'No sister would want their brother to go to Syria'
There are concerns many men are going to Syria to fight in the country's civil war.
Police think up to 20 people from the UK have died there and they are now calling on Muslim women from the UK to do more to stop the men they know from getting involved.
Abdullah Deghayes left the UK to fight in the conflict, along with his two brothers Amer and Jaffar.
The 18-year-old, who was from Brighton, was killed a few weeks ago.
The foreign secretary has urged British people not to fight in Syria and police say they face arrest on their return.
Abdullah's sister Aisha, 21, spoke exclusively with Newsbeat and said she had no idea what her brothers had planned.
"I didn't have any idea," she said. "He didn't talk to anyone about it. He never brought up Syria.
"We never thought he knew what was going on in Syria because he was too busy with his friends and going out."
She said she found out her brother had died through a picture in the news.
"I was shocked, I didn't want to believe it," she said. "I didn't want to believe it was him, but it looked a lot like him so it was very hard."
If she had known they were going, Aisha says she would have tried to stop them.
"No mum or sister would want their brother or father to go to Syria and they would do their maximum to stop them from going," she said.
Aisha said she had spoken with all three of her brothers after they left the family home.
"I did speak to them on Facebook and on the phone.

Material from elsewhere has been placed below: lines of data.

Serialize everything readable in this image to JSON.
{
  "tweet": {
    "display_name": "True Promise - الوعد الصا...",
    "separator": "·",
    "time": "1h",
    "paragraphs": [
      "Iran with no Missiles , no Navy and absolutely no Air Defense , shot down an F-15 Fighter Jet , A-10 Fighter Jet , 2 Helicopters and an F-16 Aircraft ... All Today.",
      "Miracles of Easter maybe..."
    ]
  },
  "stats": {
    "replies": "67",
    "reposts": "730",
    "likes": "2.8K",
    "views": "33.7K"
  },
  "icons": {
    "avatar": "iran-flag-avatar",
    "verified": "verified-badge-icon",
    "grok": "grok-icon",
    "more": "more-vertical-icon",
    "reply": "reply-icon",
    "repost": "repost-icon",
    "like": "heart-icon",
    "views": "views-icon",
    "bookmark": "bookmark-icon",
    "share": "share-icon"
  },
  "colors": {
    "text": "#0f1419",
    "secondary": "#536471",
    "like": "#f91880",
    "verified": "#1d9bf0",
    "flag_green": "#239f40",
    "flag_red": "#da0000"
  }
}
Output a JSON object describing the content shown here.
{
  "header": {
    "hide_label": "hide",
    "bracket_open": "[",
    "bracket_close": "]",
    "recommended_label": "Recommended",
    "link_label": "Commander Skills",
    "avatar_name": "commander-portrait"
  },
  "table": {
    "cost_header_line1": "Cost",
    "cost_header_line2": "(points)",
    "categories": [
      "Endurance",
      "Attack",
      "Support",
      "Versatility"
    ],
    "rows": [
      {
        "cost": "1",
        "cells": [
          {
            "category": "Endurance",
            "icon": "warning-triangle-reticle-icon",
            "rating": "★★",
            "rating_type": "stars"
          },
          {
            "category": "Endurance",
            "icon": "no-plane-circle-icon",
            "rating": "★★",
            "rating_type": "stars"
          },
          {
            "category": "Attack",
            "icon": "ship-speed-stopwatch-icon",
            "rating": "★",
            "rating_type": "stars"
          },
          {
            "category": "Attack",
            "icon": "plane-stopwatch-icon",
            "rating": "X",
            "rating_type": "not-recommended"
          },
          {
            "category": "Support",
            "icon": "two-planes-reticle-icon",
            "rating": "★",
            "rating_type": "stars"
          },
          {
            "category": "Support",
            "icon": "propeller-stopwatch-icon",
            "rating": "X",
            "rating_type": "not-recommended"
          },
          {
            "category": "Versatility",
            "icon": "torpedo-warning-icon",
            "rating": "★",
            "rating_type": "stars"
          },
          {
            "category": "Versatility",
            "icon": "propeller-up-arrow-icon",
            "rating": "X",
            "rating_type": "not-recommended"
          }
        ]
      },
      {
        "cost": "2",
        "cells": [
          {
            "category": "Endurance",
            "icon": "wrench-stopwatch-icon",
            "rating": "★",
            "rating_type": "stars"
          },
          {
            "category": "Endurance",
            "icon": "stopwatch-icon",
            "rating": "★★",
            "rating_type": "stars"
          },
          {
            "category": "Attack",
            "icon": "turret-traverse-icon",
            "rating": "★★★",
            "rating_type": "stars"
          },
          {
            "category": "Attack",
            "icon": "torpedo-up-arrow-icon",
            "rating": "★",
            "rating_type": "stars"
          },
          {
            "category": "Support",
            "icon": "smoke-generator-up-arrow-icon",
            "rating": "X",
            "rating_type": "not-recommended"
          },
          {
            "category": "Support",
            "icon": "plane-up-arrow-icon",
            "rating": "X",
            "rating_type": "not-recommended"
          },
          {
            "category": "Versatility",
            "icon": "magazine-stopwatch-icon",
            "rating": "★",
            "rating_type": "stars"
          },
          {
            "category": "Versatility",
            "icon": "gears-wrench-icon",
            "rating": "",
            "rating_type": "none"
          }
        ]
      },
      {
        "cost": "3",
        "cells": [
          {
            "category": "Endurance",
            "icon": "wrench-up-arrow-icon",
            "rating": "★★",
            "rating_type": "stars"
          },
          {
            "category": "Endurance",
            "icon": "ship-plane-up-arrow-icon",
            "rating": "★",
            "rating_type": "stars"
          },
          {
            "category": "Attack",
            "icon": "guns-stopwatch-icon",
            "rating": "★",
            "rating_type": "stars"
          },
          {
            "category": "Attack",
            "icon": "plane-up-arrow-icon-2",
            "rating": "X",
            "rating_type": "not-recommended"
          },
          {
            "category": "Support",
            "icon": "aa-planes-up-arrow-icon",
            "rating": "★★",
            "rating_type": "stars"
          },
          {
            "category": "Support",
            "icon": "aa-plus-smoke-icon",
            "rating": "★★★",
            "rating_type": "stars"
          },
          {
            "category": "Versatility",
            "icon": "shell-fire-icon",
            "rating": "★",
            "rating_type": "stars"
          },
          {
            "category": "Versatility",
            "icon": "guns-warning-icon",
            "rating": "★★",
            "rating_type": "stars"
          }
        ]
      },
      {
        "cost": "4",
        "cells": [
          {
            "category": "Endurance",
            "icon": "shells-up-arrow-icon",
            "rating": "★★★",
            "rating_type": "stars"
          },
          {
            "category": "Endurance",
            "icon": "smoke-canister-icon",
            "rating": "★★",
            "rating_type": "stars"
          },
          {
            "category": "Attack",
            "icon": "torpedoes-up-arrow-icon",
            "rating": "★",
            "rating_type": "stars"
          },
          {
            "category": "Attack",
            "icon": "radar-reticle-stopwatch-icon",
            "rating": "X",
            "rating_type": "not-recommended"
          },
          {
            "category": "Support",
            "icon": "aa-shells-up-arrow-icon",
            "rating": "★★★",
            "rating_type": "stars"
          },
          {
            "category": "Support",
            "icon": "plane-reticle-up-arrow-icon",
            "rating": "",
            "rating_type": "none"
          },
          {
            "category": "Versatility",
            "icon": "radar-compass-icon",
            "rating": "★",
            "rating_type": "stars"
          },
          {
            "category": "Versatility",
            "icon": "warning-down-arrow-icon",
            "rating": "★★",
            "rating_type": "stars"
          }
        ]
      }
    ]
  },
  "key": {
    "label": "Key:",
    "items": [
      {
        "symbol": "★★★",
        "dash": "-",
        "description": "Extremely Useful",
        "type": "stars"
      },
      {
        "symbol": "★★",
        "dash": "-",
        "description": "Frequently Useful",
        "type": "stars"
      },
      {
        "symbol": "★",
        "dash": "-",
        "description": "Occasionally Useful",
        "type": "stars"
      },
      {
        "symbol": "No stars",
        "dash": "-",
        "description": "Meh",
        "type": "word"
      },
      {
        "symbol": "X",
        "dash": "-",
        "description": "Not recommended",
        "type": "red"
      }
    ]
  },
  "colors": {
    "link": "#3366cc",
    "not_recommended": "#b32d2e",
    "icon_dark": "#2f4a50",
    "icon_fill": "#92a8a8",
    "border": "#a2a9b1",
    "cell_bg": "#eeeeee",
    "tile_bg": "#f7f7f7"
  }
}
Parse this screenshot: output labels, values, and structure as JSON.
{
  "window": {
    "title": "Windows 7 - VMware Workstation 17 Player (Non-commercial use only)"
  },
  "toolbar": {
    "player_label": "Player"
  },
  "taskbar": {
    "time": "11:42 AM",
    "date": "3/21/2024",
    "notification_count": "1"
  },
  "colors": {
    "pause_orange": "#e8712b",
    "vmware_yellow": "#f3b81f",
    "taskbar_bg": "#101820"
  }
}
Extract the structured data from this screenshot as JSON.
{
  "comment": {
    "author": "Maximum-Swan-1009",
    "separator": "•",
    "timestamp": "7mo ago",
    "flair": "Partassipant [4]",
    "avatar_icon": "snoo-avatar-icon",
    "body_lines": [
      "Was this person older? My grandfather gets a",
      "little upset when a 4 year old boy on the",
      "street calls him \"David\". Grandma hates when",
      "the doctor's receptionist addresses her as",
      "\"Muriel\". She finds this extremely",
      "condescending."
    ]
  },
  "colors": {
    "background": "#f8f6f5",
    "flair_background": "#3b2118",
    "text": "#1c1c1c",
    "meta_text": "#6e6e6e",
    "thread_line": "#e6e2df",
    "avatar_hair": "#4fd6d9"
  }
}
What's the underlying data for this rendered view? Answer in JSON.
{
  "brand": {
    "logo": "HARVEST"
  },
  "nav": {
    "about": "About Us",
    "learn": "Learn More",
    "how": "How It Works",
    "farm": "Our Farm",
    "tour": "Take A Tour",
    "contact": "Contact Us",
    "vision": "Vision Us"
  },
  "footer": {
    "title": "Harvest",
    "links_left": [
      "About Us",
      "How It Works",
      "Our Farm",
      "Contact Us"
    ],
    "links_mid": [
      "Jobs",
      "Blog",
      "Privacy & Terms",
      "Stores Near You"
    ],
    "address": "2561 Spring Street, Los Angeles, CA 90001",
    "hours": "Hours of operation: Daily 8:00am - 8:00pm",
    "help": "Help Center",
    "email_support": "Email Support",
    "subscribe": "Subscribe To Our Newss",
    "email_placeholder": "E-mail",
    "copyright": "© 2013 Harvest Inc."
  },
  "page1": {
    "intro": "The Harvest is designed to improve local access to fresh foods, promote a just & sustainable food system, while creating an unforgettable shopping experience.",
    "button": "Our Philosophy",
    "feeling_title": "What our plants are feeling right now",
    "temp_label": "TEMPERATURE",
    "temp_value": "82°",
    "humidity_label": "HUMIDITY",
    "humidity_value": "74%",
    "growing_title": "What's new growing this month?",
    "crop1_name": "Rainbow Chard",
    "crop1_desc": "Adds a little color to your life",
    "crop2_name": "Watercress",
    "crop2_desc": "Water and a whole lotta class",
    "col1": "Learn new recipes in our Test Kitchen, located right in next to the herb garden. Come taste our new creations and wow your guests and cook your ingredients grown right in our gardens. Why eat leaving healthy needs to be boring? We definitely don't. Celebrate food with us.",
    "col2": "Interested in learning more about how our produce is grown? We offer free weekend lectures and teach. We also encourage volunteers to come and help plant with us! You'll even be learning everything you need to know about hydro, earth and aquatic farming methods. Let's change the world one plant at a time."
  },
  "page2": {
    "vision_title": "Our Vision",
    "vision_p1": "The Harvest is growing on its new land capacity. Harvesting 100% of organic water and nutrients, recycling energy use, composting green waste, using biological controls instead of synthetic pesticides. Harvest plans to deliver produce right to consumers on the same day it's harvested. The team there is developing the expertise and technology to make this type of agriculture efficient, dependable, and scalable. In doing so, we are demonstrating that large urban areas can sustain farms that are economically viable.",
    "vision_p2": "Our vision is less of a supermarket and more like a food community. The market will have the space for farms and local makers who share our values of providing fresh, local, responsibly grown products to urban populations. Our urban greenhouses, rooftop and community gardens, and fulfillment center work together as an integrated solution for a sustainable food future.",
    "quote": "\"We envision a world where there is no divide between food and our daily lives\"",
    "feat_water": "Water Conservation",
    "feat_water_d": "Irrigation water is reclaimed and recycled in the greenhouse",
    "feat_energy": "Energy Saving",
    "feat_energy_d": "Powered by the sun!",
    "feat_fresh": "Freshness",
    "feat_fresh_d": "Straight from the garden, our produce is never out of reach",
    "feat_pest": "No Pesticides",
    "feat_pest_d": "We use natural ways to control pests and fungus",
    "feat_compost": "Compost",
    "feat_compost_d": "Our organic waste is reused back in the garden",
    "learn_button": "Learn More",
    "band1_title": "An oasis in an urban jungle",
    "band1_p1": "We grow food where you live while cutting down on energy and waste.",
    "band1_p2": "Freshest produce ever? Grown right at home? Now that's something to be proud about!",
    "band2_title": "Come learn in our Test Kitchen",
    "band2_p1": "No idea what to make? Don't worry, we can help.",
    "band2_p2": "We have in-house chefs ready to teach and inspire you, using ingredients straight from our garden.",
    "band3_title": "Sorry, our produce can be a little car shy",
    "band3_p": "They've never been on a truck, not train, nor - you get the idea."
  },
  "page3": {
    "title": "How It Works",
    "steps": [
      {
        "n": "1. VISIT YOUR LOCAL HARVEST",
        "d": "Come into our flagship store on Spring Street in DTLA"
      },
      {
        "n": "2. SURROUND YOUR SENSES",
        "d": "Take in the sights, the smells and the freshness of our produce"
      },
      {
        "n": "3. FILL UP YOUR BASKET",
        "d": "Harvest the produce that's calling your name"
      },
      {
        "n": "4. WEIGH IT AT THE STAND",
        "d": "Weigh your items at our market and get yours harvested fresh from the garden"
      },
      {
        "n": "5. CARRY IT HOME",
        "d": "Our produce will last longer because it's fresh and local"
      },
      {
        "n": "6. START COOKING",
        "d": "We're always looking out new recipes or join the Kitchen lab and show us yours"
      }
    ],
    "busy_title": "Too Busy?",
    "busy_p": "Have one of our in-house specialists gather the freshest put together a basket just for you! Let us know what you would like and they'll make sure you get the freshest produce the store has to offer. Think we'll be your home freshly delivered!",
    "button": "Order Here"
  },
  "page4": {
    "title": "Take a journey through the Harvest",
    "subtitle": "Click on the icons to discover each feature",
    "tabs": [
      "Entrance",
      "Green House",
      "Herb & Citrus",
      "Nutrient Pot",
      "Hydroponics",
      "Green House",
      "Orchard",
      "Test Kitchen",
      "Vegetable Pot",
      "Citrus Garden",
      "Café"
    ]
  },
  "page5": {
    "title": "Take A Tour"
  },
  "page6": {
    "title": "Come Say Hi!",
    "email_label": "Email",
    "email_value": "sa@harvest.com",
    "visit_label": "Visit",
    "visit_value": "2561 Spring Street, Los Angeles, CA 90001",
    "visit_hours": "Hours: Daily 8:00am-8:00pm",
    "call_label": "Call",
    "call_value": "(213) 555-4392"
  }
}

I did tell them please come back, please come back," she said.
"I'd get into arguments with them saying, 'Mum is stressed' or, 'Mum is ill.' I tried everything to be honest and I think every mum and sister would do the same."
Her brothers Amer and Jaffar are still fighting in Syria but Aisha said she could not force them to come home.
"I really hope the Syrian war ends to be honest," she added.
"Amer and Jeffar are only a few of many younger boys who go out there and get stuck there.
"Abdullah is only one out of many who have died over there."
Aisha says life is now a constant worry for her and the rest of her family.
"It's hard to sleep at night when you know your brother is in the middle of a war zone," she said.
"You don't know what he's doing and he didn't even tell you what he's doing, he just said things to comfort you."